Department of Endocrinology and Diabetes, John Hunter Hospital, Newcastle, New South Wales, Australia.
School of Medicine and Public Health, University of Newcastle, Callaghan, New South Wales, Australia.
Diabet Med. 2024 Feb;41(2):e15262. doi: 10.1111/dme.15262. Epub 2023 Nov 28.
Bespoke glycaemic control strategies following antenatal corticosteroids for women with diabetes in pregnancy (DIP) may mitigate hyperglycaemia. This study aims to identify predictive factors for the glycaemic response to betamethasone in a large cohort of women with DIP.
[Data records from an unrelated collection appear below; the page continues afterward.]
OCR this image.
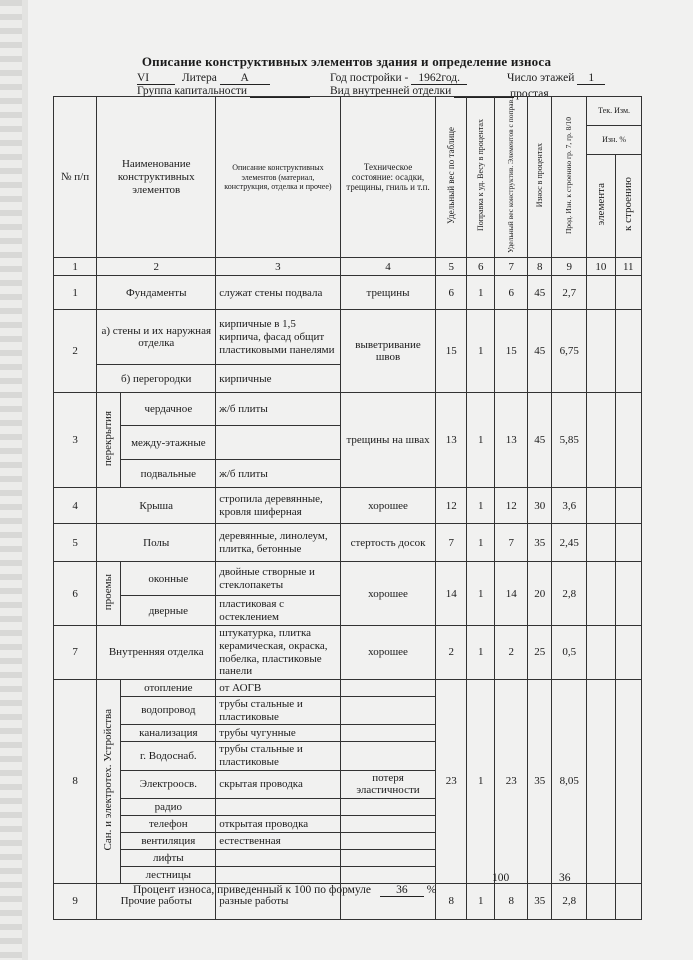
Описание конструктивных элементов здания и определение износа
VI	Литера А	Год постройки - 1962год.	Число этажей 1
Группа капитальности	Вид внутренней отделки	простая
№ п/п	Наименование конструктивных элементов		Описание конструктивных элементов (материал, конструкция, отделка и прочее)	Техническое состояние: осадки, трещины, гниль и т.п.	Удельный вес по таблице	Поправка к уд. Весу в процентах	Удельный вес конструктив. Элементов с поправ.	Износ в процентах	Прод. Изн. к строению гр. 7, гр. 8/10	Тек. Изм.	
										Изн. %	
										элемента	к строению
1	2		3	4	5	6	7	8	9	10	11
1	Фундаменты		служат стены подвала	трещины	6	1	6	45	2,7		
2	а) стены и их наружная отделка		кирпичные в 1,5 кирпича, фасад общит пластиковыми панелями	выветривание швов	15	1	15	45	6,75		
	б) перегородки		кирпичные								
3	перекрытия	чердачное	ж/б плиты	трещины на швах	13	1	13	45	5,85		
		между-этажные									
		подвальные	ж/б плиты								
4	Крыша		стропила деревянные, кровля шиферная	хорошее	12	1	12	30	3,6		
5	Полы		деревянные, линолеум, плитка, бетонные	стертость досок	7	1	7	35	2,45		
6	проемы	оконные	двойные створные и стеклопакеты	хорошее	14	1	14	20	2,8		
		дверные	пластиковая с остеклением								
7	Внутренняя отделка		штукатурка, плитка керамическая, окраска, побелка, пластиковые панели	хорошее	2	1	2	25	0,5		
8	Сан. и электротех. Устройства	отопление	от АОГВ		23	1	23	35	8,05		
		водопровод	трубы стальные и пластиковые								
		канализация	трубы чугунные								
		г. Водоснаб.	трубы стальные и пластиковые								
		Электроосв.	скрытая проводка	потеря эластичности							
		радио									
		телефон	открытая проводка								
		вентиляция	естественная								
		лифты									
		лестницы									
9	Прочие работы		разные работы		8	1	8	35	2,8		
100	36
Процент износа, приведенный к 100 по формуле 36 %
Evaluation of a prospective cohort study of 347 consecutive DIP pregnancies receiving two doses of 11.4 mg betamethasone 24 h apart between 2017 and 2021 and treated with the Pregnancy-IVI intravenous insulin protocol. Regression modelling identified factors associated with maternal glycaemic time-in-range (TIR) and maternal insulin requirements following betamethasone. Factors associated with neonatal hypoglycaemia (glucose <2.6 mmol/L) in infants born within 48 h of betamethasone administration (n = 144) were investigated.
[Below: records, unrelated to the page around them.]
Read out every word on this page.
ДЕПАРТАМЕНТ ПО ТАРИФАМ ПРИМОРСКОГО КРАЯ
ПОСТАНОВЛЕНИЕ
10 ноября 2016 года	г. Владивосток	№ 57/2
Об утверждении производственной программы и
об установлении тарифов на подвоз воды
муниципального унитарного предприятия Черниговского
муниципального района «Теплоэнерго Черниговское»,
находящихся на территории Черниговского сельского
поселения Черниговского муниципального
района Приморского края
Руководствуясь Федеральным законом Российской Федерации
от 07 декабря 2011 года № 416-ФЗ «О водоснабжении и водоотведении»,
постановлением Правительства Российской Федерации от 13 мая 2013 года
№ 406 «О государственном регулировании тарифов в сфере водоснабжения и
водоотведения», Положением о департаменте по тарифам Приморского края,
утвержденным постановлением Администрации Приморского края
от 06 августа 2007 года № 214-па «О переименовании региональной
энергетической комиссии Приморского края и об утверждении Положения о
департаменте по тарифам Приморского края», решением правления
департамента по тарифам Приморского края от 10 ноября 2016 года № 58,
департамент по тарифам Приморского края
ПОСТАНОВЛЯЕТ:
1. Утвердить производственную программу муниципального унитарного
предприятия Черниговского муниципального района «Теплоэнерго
The mean maternal age was 31.9 ± 5.8 years, with gestational age at betamethasone of 33.5 ± 3.4 weeks. Gestational diabetes was present in 81% (12% type 1; 7% type 2). Pre-admission subcutaneous insulin was prescribed for 63%. On-infusion maternal glucose TIR (4.0-7.8 mmol/L) was 83% [IQR 77%-90%] and mean on-IVI glucose was 6.6 ± 0.5 mmol/L. Maternal hypoglycaemia (<3.8 mmol/L) was uncommon (0.47 h/100 on-IVI woman hours). Maternal glucose TIR was negatively associated with indicators of insulin resistance (type 2 diabetes, polycystic ovary syndrome), late-pregnancy complications (pre-eclampsia, chorioamnionitis) and the 1-h OGTT result. Intravenous insulin requirements were associated with type of diabetes, pre-eclampsia and intrauterine infection, the 1-h OGTT result and the timing of betamethasone administration. Neonatal hypoglycaemia was associated with pre-existing diabetes but not with measures of glycaemic control.
An intravenous infusion protocol effectively controls maternal glucose after betamethasone. A risk-factor-based approach may allow individualisation of therapy.
对于患有妊娠糖尿病(DIP)的女性,在使用产前皮质激素后采用定制的血糖控制策略可能有助于降低血糖水平。本研究旨在确定接受大剂量地塞米松治疗的 DIP 孕妇中,与 betamethasone 血糖反应相关的预测因素。
对 2017 年至 2021 年间连续 347 例接受 2 次 11.4mg 倍他米松治疗(每 24 小时 1 次)的 DIP 妊娠患者进行前瞻性队列研究,并采用妊娠-IVI 静脉内胰岛素方案进行治疗。回归模型确定了与 betamethasone 后母体血糖时间范围(TIR)和母体胰岛素需求相关的因素。对接受 betamethasone 治疗后 48 小时内出生的 144 例婴儿(低血糖<2.6mmol/L)的新生儿低血糖(血糖<2.6mmol/L)相关因素进行了调查。
母亲的平均年龄为 31.9±5.8 岁,betamethasone 时的孕龄为 33.5±3.4 周。81%(12%为 1 型;7%为 2 型)患有妊娠糖尿病。63%的患者在入院前开始皮下注射胰岛素。输注过程中母体血糖 TIR(4.0-7.8mmol/L)为 83%[IQR 77%-90%],平均 IVI 血糖为 6.6±0.5mmol/L。母体低血糖(<3.8mmol/L)较为少见(每 100 个 IVI 女性小时 0.47 小时)。母体血糖 TIR 与胰岛素抵抗指标(2 型糖尿病、多囊卵巢综合征)、晚期妊娠并发症(子痫前期、绒毛膜羊膜炎)和 1h OGTT 结果呈负相关。静脉内胰岛素需求量与糖尿病类型、子痫前期和宫内感染、1h OGTT 结果和 betamethasone 给药时间有关。新生儿低血糖与原有糖尿病有关,但与血糖控制措施无关。
静脉输注方案可有效控制 betamethasone 后母体血糖。基于危险因素的方法可能允许个体化治疗。